New finance minister Freeland no longer to spearhead U.S. relations

Deputy Prime Minister Chrystia Freeland waits to enter a ballroom at an event in Ottawa on Dec. 9, 2019. (Photo: Reuters/Blair Gable)

Ottawa | Reuters — Chrystia Freeland will no longer be in charge of spearheading diplomatic relations with the United States now that she is Canada’s new finance minister, three government sources told Reuters Wednesday.

Prime Minister Justin Trudeau had made Freeland his main U.S. go-between when he named her deputy prime minister after last year’s election, with Foreign Minister Francois-Philippe Champagne handling all the other diplomatic files.

Now Champagne will also handle U.S. ties, sources said.

“We’re back in more of a traditional setup in terms of the relationship,” said one of the sources. “Obviously with any relationship as complex as the Canadian-U.S. one, by necessity, different ministers will be speaking to their counterparts.”

As foreign minister in Trudeau’s previous government, Freeland had led Canada’s hard-nosed renegotiation of a new North American trade deal, known as the Canada-U.S.-Mexico Agreement (CUSMA).

Because of the long shared border and close economic ties, the United States is by far Canada’s most crucial ally, and the relationship was often strained during the trade negotiations and a dispute over aluminum tariffs.

In September 2018, President Donald Trump hinted he did not like Freeland, without naming her.

“We’re very unhappy with the negotiations and the negotiating style of Canada. We don’t like their representative very much,” Trump said at the time.

Freeland will continue to support the prime minister in managing the U.S. relationship, a third government official said, “particularly in the fight against the unfair and unjust U.S. aluminum tariffs.”

Tensions erupted again earlier this month when Trump moved to reimpose 10 per cent tariffs on some aluminum products, prompting Freeland to respond the next day with retaliatory tariffs.

Canada has not yet officially informed the United States of the change in Freeland’s responsibilities, a source familiar with the matter said.
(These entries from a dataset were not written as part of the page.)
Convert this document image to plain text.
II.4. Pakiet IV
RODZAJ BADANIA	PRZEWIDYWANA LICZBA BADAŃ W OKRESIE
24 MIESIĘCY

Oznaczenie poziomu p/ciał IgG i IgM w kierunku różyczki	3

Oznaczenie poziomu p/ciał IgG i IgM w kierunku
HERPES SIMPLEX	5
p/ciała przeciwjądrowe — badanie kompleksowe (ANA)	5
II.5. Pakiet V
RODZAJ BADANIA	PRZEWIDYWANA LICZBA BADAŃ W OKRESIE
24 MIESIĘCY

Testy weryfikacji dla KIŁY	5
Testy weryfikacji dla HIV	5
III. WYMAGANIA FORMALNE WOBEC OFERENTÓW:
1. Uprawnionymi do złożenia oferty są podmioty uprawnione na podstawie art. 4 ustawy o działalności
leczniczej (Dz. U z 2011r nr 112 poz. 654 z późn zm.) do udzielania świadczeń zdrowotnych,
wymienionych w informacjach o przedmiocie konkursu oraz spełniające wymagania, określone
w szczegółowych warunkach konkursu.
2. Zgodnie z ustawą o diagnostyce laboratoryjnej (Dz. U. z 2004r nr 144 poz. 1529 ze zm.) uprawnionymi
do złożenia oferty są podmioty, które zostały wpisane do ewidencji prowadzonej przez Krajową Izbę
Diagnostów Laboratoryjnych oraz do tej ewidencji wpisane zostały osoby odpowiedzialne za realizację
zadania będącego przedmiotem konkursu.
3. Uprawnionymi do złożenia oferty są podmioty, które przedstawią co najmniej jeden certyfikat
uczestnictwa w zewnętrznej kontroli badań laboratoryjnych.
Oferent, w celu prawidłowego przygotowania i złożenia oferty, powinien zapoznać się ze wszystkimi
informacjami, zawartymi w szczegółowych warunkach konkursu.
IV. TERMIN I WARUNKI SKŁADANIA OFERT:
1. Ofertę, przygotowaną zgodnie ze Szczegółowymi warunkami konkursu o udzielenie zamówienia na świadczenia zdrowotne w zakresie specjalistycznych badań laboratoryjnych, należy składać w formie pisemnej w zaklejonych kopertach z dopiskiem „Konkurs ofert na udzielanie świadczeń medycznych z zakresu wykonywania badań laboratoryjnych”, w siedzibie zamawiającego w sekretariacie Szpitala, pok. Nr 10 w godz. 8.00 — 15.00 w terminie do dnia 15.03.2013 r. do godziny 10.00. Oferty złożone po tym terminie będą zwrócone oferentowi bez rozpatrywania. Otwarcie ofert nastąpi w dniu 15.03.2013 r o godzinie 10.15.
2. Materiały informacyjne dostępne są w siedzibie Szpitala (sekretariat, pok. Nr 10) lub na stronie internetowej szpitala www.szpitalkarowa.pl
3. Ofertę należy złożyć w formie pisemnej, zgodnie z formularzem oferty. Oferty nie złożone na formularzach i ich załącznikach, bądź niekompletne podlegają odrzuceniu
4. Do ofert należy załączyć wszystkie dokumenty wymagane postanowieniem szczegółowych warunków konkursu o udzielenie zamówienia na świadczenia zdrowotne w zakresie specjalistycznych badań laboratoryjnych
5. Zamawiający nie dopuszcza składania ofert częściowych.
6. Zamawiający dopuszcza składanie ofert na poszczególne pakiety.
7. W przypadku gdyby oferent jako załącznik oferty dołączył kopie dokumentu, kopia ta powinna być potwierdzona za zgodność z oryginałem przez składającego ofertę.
“The most significant relationship we have with the United States is an economic one… so she’s still going to very much be there” as finance minister, said Stephanie Carvin, an assistant professor of international relations at Ottawa’s Carleton University.

Freeland also remains Trudeau’s deputy prime minister, while New Brunswick MP and Privy Council president Dominic LeBlanc was shuffled Tuesday into Freeland’s spot as intergovernmental affairs minister — a post LeBlanc previously held in 2018-19.

— Reporting for Reuters by Steve Scherer and David Ljunggren.